Landslide in Italian elections
OK, I'm sure you weren't just dying to know how the elections in Italy turned out, but it's quite interesting. Especially since, as National Review points out, you're not likely to hear it from the mainstream media.
Huge, perhaps historic, victory for Berlusconi's "Popolo della liberta' " (which translates a bit awkwardly as "the people of liberty;" maybe it's better to call it "the freedom folks"). It's considerably worse than AP lets on. Berlusconi defeated Walter Veltroni's "Democratic Party" by a full 9 points in both the Senate and the Chamber of Deputies....
The big news is that the Communists are gone, for the first time since the end of the Second World War. Really gone. They didn't win a single seat in either chamber. ... The Greens are also gone.

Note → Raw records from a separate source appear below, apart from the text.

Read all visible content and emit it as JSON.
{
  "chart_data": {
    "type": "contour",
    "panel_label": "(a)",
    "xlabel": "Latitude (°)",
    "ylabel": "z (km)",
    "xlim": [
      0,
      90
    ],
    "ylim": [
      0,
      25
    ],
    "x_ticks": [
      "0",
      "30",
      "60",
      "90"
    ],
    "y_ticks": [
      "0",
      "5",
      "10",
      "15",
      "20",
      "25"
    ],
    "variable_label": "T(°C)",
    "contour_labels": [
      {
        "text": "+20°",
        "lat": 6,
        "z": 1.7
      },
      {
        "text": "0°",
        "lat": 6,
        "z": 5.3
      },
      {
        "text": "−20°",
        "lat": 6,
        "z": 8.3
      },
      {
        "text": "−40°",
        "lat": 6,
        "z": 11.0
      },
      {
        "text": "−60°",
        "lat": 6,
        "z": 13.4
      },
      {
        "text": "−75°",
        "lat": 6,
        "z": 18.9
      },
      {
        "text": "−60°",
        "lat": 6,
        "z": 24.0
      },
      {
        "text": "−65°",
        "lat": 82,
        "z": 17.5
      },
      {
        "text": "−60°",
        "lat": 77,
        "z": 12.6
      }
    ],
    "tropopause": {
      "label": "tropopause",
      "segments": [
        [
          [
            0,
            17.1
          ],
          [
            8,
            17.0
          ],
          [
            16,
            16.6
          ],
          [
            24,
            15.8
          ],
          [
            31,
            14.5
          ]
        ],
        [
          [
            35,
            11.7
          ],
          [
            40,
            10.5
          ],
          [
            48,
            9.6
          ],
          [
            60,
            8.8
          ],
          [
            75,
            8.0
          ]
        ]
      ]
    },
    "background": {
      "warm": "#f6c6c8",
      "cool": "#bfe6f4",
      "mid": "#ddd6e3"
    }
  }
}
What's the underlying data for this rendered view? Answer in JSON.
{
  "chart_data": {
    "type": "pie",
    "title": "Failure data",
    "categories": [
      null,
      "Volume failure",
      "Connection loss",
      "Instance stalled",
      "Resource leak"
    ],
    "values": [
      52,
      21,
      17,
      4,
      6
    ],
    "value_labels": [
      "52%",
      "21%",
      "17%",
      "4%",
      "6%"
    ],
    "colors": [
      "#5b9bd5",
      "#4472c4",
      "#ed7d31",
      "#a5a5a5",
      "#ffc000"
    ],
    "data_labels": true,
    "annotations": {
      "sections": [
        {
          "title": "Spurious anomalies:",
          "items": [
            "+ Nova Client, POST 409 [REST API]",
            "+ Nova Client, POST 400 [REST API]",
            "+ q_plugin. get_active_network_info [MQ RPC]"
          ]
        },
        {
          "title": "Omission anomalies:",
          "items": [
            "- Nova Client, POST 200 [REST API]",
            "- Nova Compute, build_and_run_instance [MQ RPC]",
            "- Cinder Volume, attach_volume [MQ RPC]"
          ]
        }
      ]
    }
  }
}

Tomorrow's papers will pretend that this didn't happen, and warn that Berlusconi's allies in the Northern League are mercurial and dangerous, and that his majority isn't as stable as it looks. But it is. And there's an even more annoying feature to these elections, as seen by the chattering classes: Berlusconi is an outspoken, even passionate admirer of George W. Bush and the United States of America. Reminds one of the elections that brought Sarkozy to the Elysee, doesn't it? Best to keep that quiet, or somebody might notice that hatred of America doesn't seem to affect the voters in Italy, France or Germany.
In other words, in the last few years Italy, France and Germany have all elected right of center governments led by people who, gasp!, don't "hate us". So much for the Democrats' foreign policy talking points.